Whether you can claim a refund for money you have paid for medical treatment abroad depends on several factors:
– Why you needed treatment: did you travel abroad specifically to receive medical treatment or did you need medical treatment in an emergency?
– Whether or not you had an EHIC (European Health Insurance Card) or travel insurance
– In which country you received the treatment
Travelling abroad for treatment
An EHIC card will not cover you for treatment that you have specifically travelled to receive; the EHIC is for emergency medical treatment that you might need while you are abroad.
The rules on how to claim refunds from the NHS for treatment received abroad are quite complex, and if you don’t follow the correct procedures you can end up out of pocket. If you are travelling to Europe to receive medical treatment, there are two ways you can cover the costs via the NHS: the ‘S2’ route and the ‘EU Directive on Cross-Border Healthcare.’ There are slightly different rules and procedures for both of these routes, but they essentially work in the same way. In a nutshell, you can travel abroad for treatment and seek a refund for your costs if your treatment is medically necessary and would ordinarily be funded by the NHS in the UK.
If you get prior approval from the NHS, you can travel abroad and receive treatment in the same way as a resident of that country would. This might mean that you have to pay a contribution upfront towards your treatment (if that’s what residents have to pay – rather like we in the UK pay a contribution to dental treatment and prescriptions), called a ‘co-payment.’ But you can apply to recover that money from the NHS when you return home.
Using an EHIC
If your treatment abroad is not planned (you need treatment unexpectedly while already abroad, including for a pre-existing medical condition, or for routine maternity care), you must produce your EHIC to the doctor or hospital where you seek treatment. This ‘European health card’ proves that you are entitled to be treated in the same way as a resident of that country would. So, if you were in a country where its residents would normally be expected to pay 25% of their medical treatment costs, you would also be expected to pay 25%, usually upfront.
This means that you will not be charged the full cost of your treatment and you will save a lot of money.
But what about the money you pay upfront? Can you claim that back? Unfortunately, rules in place since 1st July 2014 mean that you can no longer receive a refund for the money you pay upfront in a European country.
This makes producing your EHIC even more important. Most countries in the European Economic Area (EEA) accept your European medical card as proof that you are entitled to be treated as a resident. However, the EHIC will not be accepted in the Vatican, Monaco, San Marino, the Channel Islands or the Isle of Man.

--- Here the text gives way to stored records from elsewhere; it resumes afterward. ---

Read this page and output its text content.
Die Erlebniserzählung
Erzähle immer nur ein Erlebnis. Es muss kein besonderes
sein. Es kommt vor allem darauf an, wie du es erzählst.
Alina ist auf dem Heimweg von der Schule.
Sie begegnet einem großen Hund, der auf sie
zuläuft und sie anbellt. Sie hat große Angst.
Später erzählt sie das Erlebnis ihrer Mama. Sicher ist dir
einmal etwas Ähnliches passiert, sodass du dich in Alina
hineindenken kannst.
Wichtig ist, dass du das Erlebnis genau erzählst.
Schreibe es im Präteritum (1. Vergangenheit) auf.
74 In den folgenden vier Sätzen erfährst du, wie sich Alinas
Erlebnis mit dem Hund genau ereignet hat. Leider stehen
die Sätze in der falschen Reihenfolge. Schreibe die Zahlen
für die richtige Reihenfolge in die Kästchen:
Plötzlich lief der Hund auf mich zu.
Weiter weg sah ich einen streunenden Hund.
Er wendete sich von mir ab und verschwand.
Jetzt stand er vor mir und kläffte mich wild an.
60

Travel insurance and your EHIC
If you have got travel insurance, you should be able to claim for medical treatment you have received abroad. However, if you do not take your EHIC or produce it to claim your discounted treatment costs, you will be charged by the doctor or hospital the full amount for your treatment. Most travel insurance companies will not refund the full cost of treatment, when you could have paid less by producing your EHIC. Others will not make you pay your policy excess if you have remembered to produce your EHIC (and therefore received discounted treatment).
Remember your EHIC
It is therefore vital that you take your EHIC with you when you travel. If you do, you will receive cheaper (or even free) medical treatment in line with what the residents of that country would ordinarily pay. You cannot claim back your co-payments from the NHS when you return, but you could claim them back from your travel insurance company – and if you have not used your EHIC, your travel insurance company might only pay a fraction of your claim.